In deze zaak heeft de Rechtbank Midden-Nederland op 11 april 2023 uitspraak gedaan in een geschil over de afwijzing van een aanvraag voor dubbele kinderbijslag door de Sociale Verzekeringsbank. Eiseres, de moeder van een zoon die in 2008 is geboren, had op 29 mei 2022 een aanvraag ingediend voor dubbele kinderbijslag. De aanvraag werd afgewezen op basis van een advies van het Centrum Indicatiestelling Zorg (CIZ), dat concludeerde dat er geen sprake was van intensieve zorg. Eiseres voerde in beroep aan dat de zorg voor haar zoon was toegenomen en dat hij niet zonder begeleiding kan functioneren.

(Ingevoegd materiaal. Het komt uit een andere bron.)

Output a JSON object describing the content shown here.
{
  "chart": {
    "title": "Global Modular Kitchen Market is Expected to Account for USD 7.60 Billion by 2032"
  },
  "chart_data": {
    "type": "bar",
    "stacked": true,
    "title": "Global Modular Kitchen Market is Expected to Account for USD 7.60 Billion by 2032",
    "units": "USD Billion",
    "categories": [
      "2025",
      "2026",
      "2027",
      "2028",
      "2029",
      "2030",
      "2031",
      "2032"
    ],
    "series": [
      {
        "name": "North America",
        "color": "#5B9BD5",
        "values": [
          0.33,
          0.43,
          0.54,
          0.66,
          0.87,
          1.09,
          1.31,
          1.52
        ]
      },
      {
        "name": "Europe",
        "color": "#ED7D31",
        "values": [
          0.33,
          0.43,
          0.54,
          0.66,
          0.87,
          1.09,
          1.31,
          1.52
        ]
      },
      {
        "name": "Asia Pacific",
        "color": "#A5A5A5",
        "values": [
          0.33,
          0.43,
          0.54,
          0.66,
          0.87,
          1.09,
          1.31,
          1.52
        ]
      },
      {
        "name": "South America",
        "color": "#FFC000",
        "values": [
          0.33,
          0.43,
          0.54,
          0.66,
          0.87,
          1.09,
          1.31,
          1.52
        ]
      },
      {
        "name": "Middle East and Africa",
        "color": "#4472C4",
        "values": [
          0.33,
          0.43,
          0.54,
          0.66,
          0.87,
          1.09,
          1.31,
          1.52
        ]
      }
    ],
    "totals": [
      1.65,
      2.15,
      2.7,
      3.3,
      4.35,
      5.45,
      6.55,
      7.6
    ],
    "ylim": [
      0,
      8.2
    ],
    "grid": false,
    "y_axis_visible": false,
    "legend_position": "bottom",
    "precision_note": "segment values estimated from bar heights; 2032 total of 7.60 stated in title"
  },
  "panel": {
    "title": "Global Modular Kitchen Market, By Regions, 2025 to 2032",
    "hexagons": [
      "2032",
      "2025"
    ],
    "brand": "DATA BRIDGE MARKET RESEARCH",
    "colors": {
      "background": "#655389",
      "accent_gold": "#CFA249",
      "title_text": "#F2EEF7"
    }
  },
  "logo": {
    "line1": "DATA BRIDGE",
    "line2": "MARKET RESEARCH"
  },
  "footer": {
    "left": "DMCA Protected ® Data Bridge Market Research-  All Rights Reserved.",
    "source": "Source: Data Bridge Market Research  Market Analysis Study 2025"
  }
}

De rechtbank heeft vastgesteld dat het CIZ het Beoordelingskader Besluit uitvoering kinderbijslag (Buk) heeft gehanteerd en dat de conclusie van het CIZ, dat de zoon van eiseres op twee functies een punt scoort, niet onjuist was. Eiseres had geen argumenten aangedragen die de zorgvuldigheid van het CIZ-advies in twijfel trokken. De rechtbank oordeelde dat de situatie van de zoon in het verleden anders was, maar dat dit niet betekende dat de huidige afwijzing onterecht was. De rechtbank verklaarde het beroep ongegrond en er was geen aanleiding voor een proceskostenveroordeling.
De uitspraak is openbaar gemaakt en partijen zijn geïnformeerd over de mogelijkheid om binnen zes weken hoger beroep in te stellen bij de Centrale Raad van Beroep.